The project presents a deep-learning-based model for detecting diseases in tomato leaves using the YOLOv8s object detection framework. The research focuses on improving the accuracy and speed of plant disease detection, which is critical for modern precision agriculture. The PlantVillage dataset was used for training and evaluation of the model.

This study proposes an advanced deep-learning model based on YOLOv8s for detecting diseased tomato leaves. The model was trained on the PlantVillage dataset, which includes a variety of healthy and diseased tomato leaf images. The configuration and training were optimized using the Ultralytics Hub. The results showed that the proposed model significantly outperformed traditional models like YOLOv5 and Faster R-CNN in terms of accuracy and inference speed. This system offers practical potential for real-time agricultural applications.

Abstract

This study introduces a You Only Look Once (YOLO) model for detecting diseases in tomato leaves, utilizing YOLOV8s as the underlying framework. The tomato leaf images, both healthy and diseased, were obtained from the Plant Village dataset. These images were then enhanced, implemented, and trained using YOLOV8s using the Ultralytics Hub. The Ultralytics Hub provides an optimal setting for training YOLOV8 and YOLOV5 models. The YAML file was carefully programmed to identify sick leaves. The results of the detection demonstrate the resilience and efficiency of the YOLOV8s model in accurately recognizing unhealthy tomato leaves, surpassing the performance of both the YOLOV5 and Faster R-CNN models. The results indicate that YOLOV8s attained the highest mean average precision (mAP) of 92.5%, surpassing YOLOV5’s 89.1% and Faster R-CNN’s 77.5%. In addition, the YOLOV8s model is considerably smaller and demonstrates a significantly faster inference speed. The YOLOV8s model has a significantly superior frame rate, reaching 121.5 FPS, in contrast to YOLOV5’s 102.7 FPS and Faster R-CNN’s 11 FPS. This illustrates the lack of real-time detection capability in Faster R-CNN, whereas YOLOV5 is comparatively less efficient than YOLOV8s in meeting these needs. Overall, the results demonstrate that the YOLOV8s model is more efficient than the other models examined in this study for object detection.

The Brief
Key Findings:

The YOLOv8s model achieved a mean average precision (mAP) of 92.5%, which is higher than YOLOv5 (89.1%) and Faster R-CNN (77.5%).

The model demonstrated real-time performance with an inference speed of 121.5 FPS, surpassing YOLOv5 (102.7 FPS) and Faster R-CNN (11 FPS).

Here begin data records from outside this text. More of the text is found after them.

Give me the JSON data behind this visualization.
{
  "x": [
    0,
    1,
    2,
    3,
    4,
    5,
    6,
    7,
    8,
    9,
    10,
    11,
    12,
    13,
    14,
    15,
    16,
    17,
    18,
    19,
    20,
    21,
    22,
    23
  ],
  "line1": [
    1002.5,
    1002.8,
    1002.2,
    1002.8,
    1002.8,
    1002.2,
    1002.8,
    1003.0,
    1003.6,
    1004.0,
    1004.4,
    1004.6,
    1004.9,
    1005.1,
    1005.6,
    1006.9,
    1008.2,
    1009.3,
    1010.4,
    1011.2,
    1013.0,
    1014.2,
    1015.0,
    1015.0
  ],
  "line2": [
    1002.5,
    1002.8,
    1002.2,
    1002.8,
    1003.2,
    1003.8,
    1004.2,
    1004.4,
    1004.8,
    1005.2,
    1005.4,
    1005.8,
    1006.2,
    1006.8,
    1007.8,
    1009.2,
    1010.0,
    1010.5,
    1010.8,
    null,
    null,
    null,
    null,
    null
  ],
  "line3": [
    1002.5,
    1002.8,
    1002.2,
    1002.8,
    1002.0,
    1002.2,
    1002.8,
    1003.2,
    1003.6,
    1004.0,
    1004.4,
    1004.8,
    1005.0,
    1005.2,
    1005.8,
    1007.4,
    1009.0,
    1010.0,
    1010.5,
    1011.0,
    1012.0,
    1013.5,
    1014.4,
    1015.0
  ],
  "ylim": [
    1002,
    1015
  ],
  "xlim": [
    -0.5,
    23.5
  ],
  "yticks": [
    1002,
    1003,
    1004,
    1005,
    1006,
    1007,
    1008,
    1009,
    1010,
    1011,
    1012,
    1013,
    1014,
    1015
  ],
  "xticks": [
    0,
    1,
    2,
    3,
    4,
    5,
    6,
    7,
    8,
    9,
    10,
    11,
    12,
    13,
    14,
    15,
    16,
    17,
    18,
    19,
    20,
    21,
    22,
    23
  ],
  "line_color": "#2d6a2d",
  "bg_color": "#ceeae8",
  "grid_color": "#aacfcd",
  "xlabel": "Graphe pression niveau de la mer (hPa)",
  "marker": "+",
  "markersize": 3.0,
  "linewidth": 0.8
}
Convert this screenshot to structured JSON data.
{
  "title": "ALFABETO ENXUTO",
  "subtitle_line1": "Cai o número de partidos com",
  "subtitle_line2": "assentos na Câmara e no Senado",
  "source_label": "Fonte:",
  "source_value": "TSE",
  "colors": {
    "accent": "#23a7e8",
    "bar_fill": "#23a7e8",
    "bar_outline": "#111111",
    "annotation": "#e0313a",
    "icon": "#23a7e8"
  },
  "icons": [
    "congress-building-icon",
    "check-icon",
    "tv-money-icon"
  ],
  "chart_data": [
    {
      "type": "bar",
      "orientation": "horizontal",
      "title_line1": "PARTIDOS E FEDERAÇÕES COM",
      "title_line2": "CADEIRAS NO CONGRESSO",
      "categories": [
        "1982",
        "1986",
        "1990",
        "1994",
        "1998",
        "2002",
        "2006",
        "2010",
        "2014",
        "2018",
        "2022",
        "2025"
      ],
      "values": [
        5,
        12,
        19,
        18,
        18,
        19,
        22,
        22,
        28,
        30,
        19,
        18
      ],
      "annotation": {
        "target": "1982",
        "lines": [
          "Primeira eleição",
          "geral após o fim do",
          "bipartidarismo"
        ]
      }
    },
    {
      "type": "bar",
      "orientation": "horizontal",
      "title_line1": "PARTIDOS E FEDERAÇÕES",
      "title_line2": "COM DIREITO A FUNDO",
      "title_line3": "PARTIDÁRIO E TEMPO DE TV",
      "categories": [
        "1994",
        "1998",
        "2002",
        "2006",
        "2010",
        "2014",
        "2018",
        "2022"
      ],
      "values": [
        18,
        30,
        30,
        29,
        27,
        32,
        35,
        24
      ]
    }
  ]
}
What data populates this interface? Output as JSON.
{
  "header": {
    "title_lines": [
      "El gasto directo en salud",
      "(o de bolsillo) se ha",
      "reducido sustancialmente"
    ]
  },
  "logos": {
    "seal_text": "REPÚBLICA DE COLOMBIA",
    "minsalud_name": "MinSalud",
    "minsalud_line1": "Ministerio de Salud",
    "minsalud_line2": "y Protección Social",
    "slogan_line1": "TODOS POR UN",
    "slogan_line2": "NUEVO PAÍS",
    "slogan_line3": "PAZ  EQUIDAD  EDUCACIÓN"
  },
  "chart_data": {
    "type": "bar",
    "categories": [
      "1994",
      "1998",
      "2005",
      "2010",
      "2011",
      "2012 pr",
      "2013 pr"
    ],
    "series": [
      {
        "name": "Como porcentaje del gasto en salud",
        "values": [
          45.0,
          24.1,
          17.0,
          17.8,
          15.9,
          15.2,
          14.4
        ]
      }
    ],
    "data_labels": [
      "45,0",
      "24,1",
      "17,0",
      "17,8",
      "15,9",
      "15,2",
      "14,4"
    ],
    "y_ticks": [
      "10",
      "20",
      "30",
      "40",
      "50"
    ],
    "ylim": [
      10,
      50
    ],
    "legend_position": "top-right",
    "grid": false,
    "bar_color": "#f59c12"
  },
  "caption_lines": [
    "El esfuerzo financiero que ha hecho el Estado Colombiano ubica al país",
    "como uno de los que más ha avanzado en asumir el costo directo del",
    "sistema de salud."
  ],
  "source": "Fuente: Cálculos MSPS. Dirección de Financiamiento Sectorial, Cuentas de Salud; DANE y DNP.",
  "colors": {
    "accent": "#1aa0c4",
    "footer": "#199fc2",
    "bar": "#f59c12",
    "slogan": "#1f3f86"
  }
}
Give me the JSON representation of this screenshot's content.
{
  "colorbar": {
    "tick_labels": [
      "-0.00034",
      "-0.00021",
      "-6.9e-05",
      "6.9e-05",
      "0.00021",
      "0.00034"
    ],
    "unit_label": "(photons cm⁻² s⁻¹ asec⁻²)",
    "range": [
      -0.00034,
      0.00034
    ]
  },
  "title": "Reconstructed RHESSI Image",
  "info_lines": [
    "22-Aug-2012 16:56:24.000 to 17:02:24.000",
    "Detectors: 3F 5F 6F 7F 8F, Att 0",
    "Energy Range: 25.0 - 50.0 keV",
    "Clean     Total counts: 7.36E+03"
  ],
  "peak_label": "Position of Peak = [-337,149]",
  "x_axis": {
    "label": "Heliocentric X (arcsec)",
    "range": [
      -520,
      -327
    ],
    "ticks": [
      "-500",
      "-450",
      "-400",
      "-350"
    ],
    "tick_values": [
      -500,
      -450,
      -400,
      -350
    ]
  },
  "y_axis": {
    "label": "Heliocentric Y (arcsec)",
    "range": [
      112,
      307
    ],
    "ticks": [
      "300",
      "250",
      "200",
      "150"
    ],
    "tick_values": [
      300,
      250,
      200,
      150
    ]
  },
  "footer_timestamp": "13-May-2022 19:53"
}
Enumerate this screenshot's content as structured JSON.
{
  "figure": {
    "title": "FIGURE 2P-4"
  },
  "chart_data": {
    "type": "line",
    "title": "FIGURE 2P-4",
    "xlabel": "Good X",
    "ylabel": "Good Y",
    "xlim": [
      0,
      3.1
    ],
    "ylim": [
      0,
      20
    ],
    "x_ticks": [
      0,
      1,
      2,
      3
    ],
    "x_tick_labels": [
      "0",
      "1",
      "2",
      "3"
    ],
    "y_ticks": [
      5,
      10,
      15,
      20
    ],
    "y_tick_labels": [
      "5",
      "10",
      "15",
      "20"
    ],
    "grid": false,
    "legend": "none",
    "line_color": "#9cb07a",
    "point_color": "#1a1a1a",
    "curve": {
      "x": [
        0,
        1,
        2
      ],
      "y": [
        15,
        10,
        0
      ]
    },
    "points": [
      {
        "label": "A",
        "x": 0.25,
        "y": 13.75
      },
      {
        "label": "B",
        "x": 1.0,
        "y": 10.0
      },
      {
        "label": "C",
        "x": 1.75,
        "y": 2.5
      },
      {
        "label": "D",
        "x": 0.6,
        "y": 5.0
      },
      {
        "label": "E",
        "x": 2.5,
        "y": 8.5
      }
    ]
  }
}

The YOLOv8s model is lightweight, accurate, and fast, making it suitable for practical deployment in resource-constrained agricultural environments.

The model can be integrated into mobile applications or IoT-based agricultural systems.

Conclusion:

The research successfully demonstrated that YOLOv8s is a highly effective and efficient solution for detecting diseased tomato leaves in real-time. The model’s superior accuracy and speed compared to previous methods make it highly suitable for precision agriculture. This approach can contribute significantly to early disease detection, crop monitoring, and yield improvement, helping farmers take timely preventive measures. The study opens avenues for deploying such systems in broader agricultural applications.